Statistical modelling:
Statistical analyses were undertaken using R version 4.1.2 (R Core Team,
2022). Prior to statistical modelling, data exploration was conducted
following Zuur et al., (2010). Autocorrelation was observed in the data
using ACF plots with itasdug package (van Rij et al., 2015).
Generalised Additive Models (GAMs) were conducted using the functionbam within the mgcv package which is optimised to deal
with large data sets. GAMs were fitted with autoregressive (AR(1))
correlation structure to account for observed autocorrelation, and a
negative binomial error distribution (theta values obtained using
function gam and nb distribution), with logarithmic link
function, to deal with zero-inflation in the data (Wood, 2011; Woodet al., 2015). The rho values for the AR structure (which
control the degree of permitted autocorrelation (Wood, 2017)) were
determined using the itsadug package and ACF plots. The parameter
gamma was set to 1.2 to reduce potential overfitting of splines.

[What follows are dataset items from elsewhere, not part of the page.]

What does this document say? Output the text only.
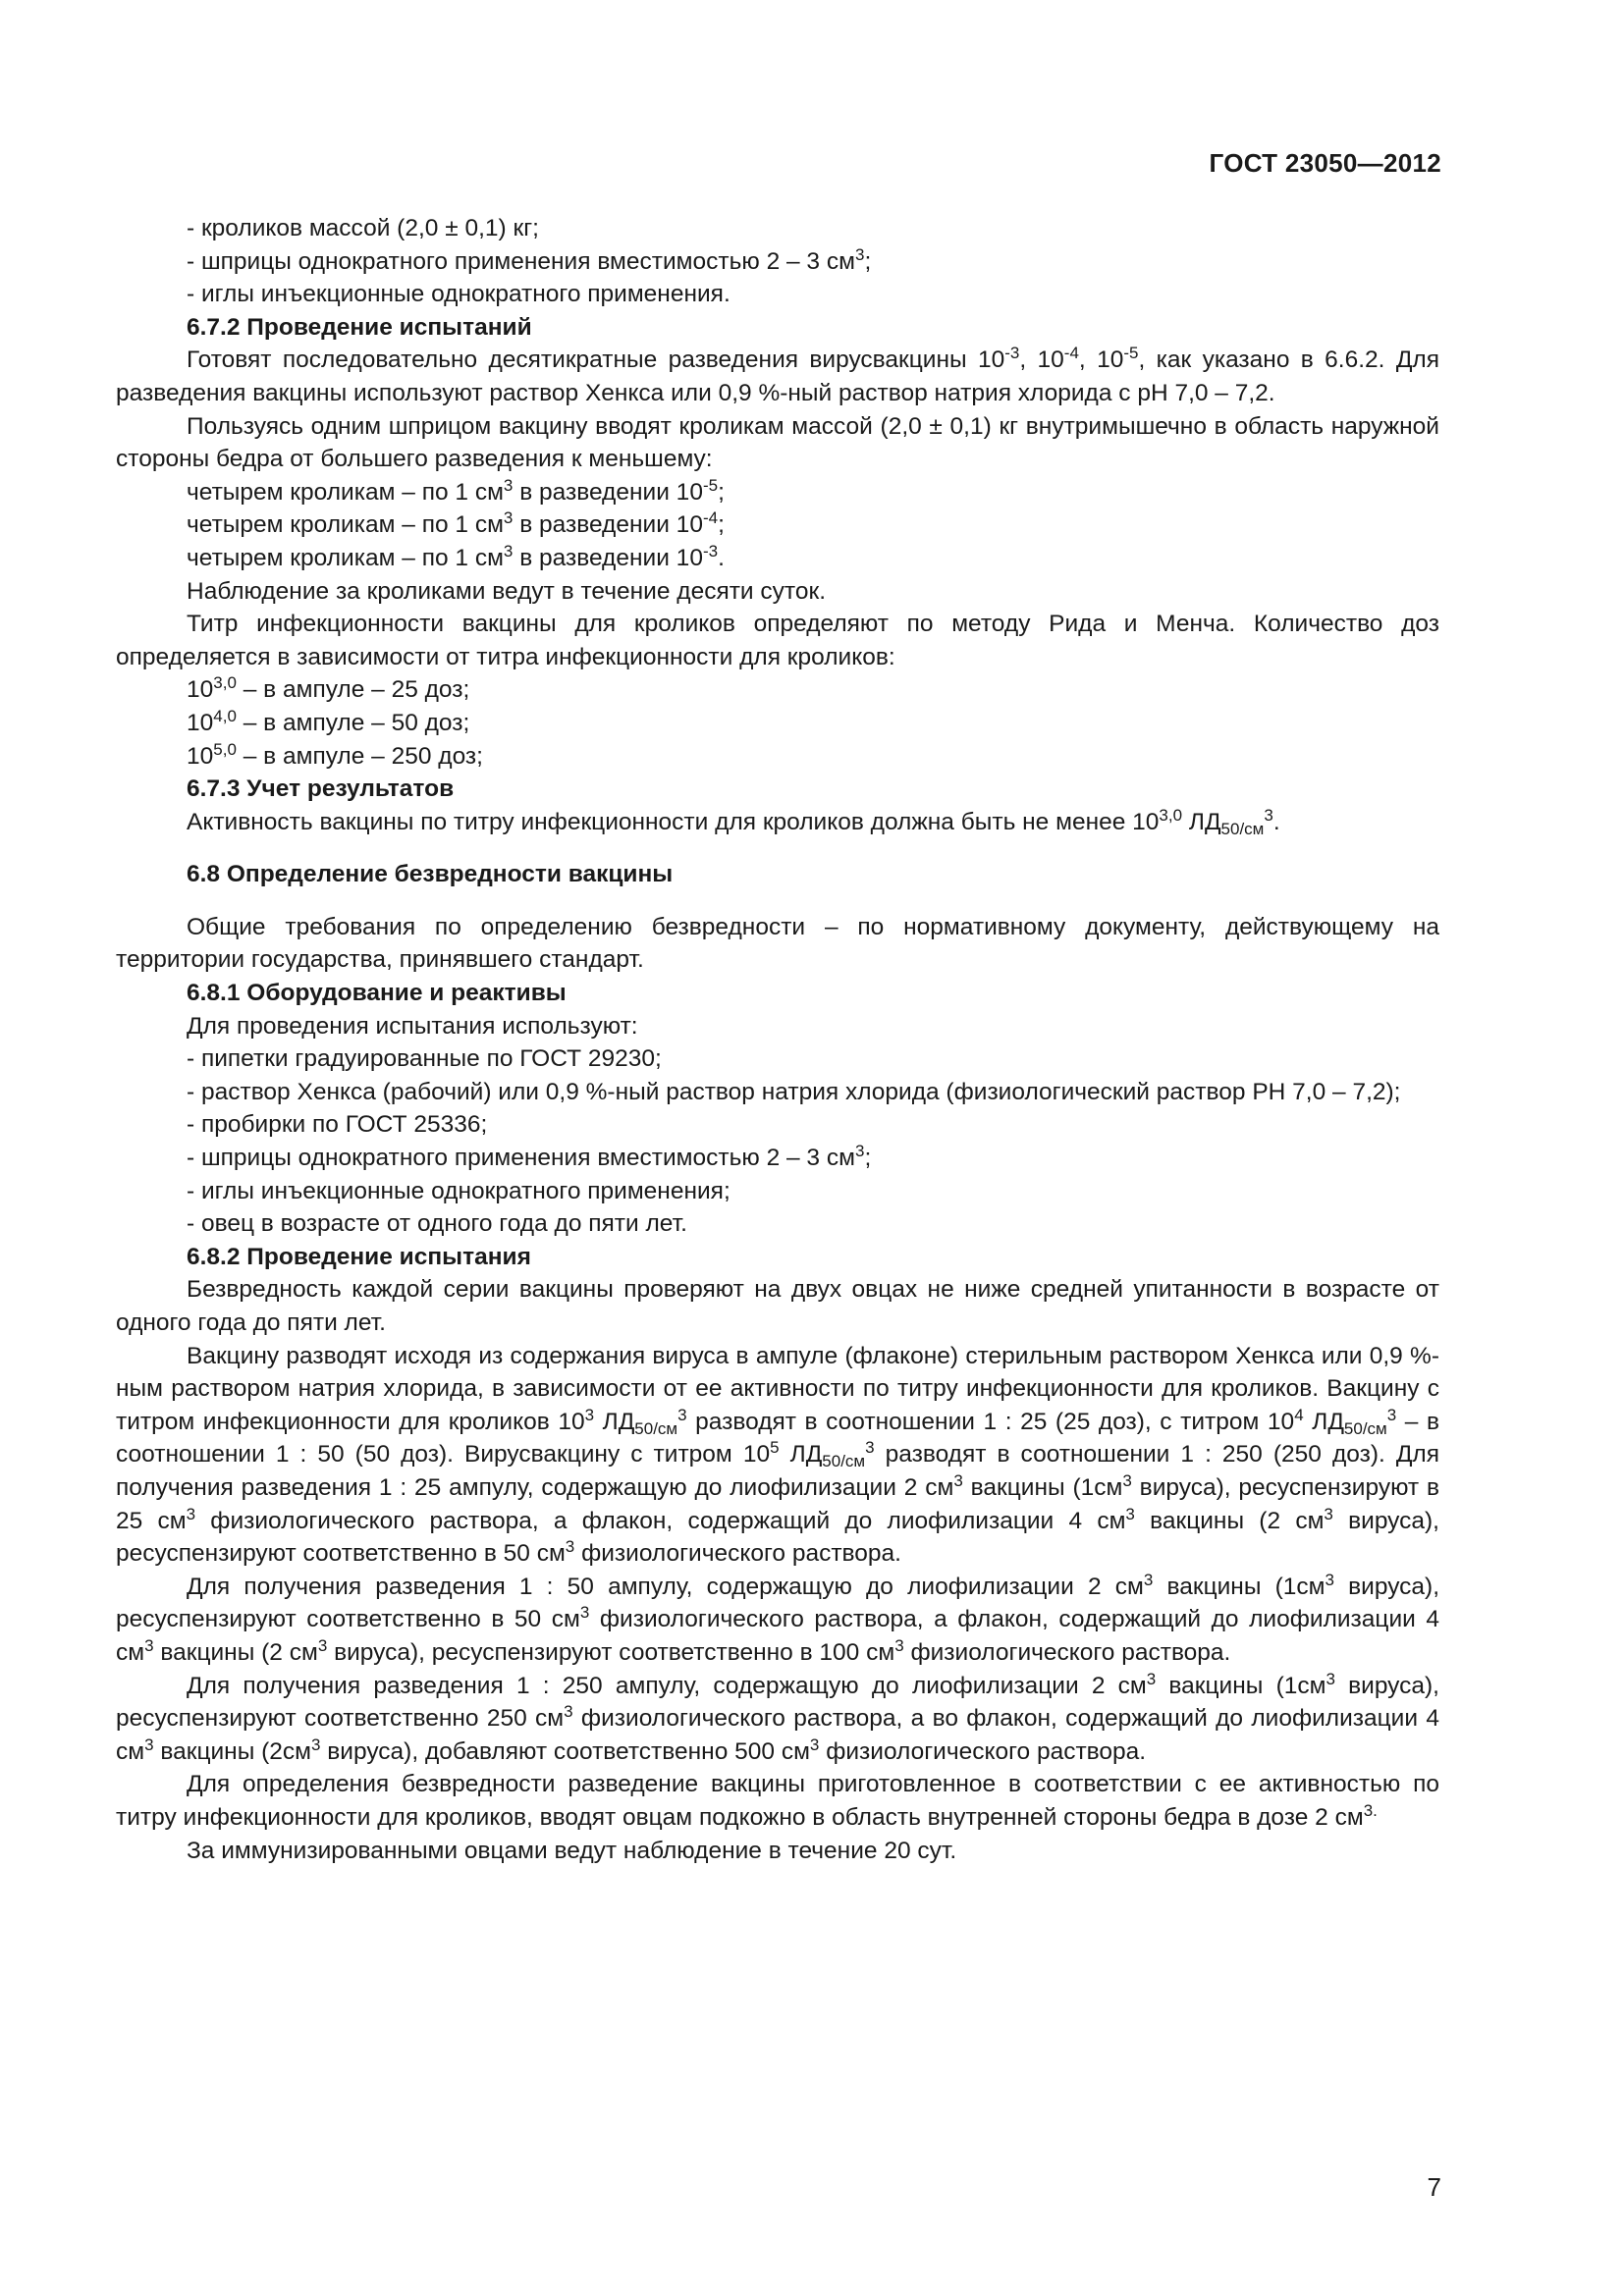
ГОСТ 23050—2012

- кроликов массой (2,0 ± 0,1) кг;

- шприцы однократного применения вместимостью 2 – 3 $см^3$;

- иглы инъекционные однократного применения.

6.7.2 Проведение испытаний

Готовят последовательно десятикратные разведения вирусвакцины $10^{-3}$, $10^{-4}$, $10^{-5}$, как указано в 6.6.2. Для разведения вакцины используют раствор Хенкса или 0,9 %-ный раствор натрия хлорида с pH 7,0 – 7,2.

Пользуясь одним шприцом вакцину вводят кроликам массой (2,0 ± 0,1) кг внутримышечно в область наружной стороны бедра от большего разведения к меньшему:

четырем кроликам – по 1 $см^3$ в разведении $10^{-5}$;

четырем кроликам – по 1 $см^3$ в разведении $10^{-4}$;

четырем кроликам – по 1 $см^3$ в разведении $10^{-3}$.

Наблюдение за кроликами ведут в течение десяти суток.

Титр инфекционности вакцины для кроликов определяют по методу Рида и Менча. Количество доз определяется в зависимости от титра инфекционности для кроликов:

10$^{3,0}$ – в ампуле – 25 доз;

10$^{4,0}$ – в ампуле – 50 доз;

10$^{5,0}$ – в ампуле – 250 доз;

6.7.3 Учет результатов

Активность вакцины по титру инфекционности для кроликов должна быть не менее 10$^{3,0}$ $ЛД_{50/см}^3$.

6.8 Определение безвредности вакцины

Общие требования по определению безвредности – по нормативному документу, действующему на территории государства, принявшего стандарт.

6.8.1 Оборудование и реактивы

Для проведения испытания используют:

- пипетки градуированные по ГОСТ 29230;

- раствор Хенкса (рабочий) или 0,9 %-ный раствор натрия хлорида (физиологический раствор РН 7,0 – 7,2);

- пробирки по ГОСТ 25336;

- шприцы однократного применения вместимостью 2 – 3 $см^3$;

- иглы инъекционные однократного применения;

- овец в возрасте от одного года до пяти лет.

6.8.2 Проведение испытания

Безвредность каждой серии вакцины проверяют на двух овцах не ниже средней упитанности в возрасте от одного года до пяти лет.

Вакцину разводят исходя из содержания вируса в ампуле (флаконе) стерильным раствором Хенкса или 0,9 %-ным раствором натрия хлорида, в зависимости от ее активности по титру инфекционности для кроликов. Вакцину с титром инфекционности для кроликов $10^3$ $ЛД_{50/см}^3$ разводят в соотношении 1 : 25 (25 доз), с титром $10^4$ $ЛД_{50/см}^3$ – в соотношении 1 : 50 (50 доз). Вирусвакцину с титром $10^5$ $ЛД_{50/см}^3$ разводят в соотношении 1 : 250 (250 доз). Для получения разведения 1 : 25 ампулу, содержащую до лиофилизации 2 $см^3$ вакцины ($1см^3$ вируса), ресуспензируют в 25 $см^3$ физиологического раствора, а флакон, содержащий до лиофилизации 4 $см^3$ вакцины (2 $см^3$ вируса), ресуспензируют соответственно в 50 $см^3$ физиологического раствора.

Для получения разведения 1 : 50 ампулу, содержащую до лиофилизации 2 $см^3$ вакцины ($1см^3$ вируса), ресуспензируют соответственно в 50 $см^3$ физиологического раствора, а флакон, содержащий до лиофилизации 4 $см^3$ вакцины (2 $см^3$ вируса), ресуспензируют соответственно в 100 $см^3$ физиологического раствора.

Для получения разведения 1 : 250 ампулу, содержащую до лиофилизации 2 $см^3$ вакцины ($1см^3$ вируса), ресуспензируют соответственно 250 $см^3$ физиологического раствора, а во флакон, содержащий до лиофилизации 4 $см^3$ вакцины ($2см^3$ вируса), добавляют соответственно 500 $см^3$ физиологического раствора.

Для определения безвредности разведение вакцины приготовленное в соответствии с ее активностью по титру инфекционности для кроликов, вводят овцам подкожно в область внутренней стороны бедра в дозе 2 $см^{3.}$

За иммунизированными овцами ведут наблюдение в течение 20 сут.

7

The data were analysed for every hour and the response variables used
were the number of minutes with porpoise detections for each hour (0-60
Detection positive minutes, or DPM) and the number of foraging buzzes
(ICI <10ms) recorded per hour. Explanatory variables included
diel period as a factor and month, temperature, noise, difference to
high tide and tidal range as smooth terms. Circular smoothers were used
for month and difference to high tide. Thin-plate regression splines
with shrinkage were used for the remaining smooth terms which return the
simplest effective spline. Generalized-cross validation and manual knot
selection were used, with chosen values visually selected based on the
trade-off between the overall simplicity of the model and the
explanatory power of smooth graphs. To decide between the appropriate
tidal variable for analysis each were included in the full model and
models compared based on AIC score. Time difference to high tide
resulted in the model with the lowest AIC and was used for further
analysis.
The relatedness between the smooth terms in the model were measured
using the function concurvity, in a similar manner to variance
inflation factors used for Generalised Liner Models (GLM). Relatedness
was measured on a scale of 0-1, with 0 indicating no difference and 1
indicating that terms are identifiable from each other. Concurvity was
not found, so all terms were retained for analysis. Stepwise model
selection was performed where non-significant interactions were dropped
from the model (starting with the least significant) and model
validation repeated. Models were compared using AIC to choose the best
and final model. Model performance was checked using gam.check based on
traditional QQ plot and residual plots (Wood, 2006). Model goodness of
fit was described by deviance explained, and area under the receiver
operator curve (AUC), package caret (Kuhn, 2008). AUC was
calculated by predicting a binomial response variable from the fitted
model and compared to the observed presence/ absence of the variable.
This results in a value ranging from 0-1, with values closer to 1
indicating better model fit (Boyce et al., 2002). Graphical
outputs were produced using the mgcViz package (Fasiolo et
al ., 2018) and ggplot2 (Wickham, 2009).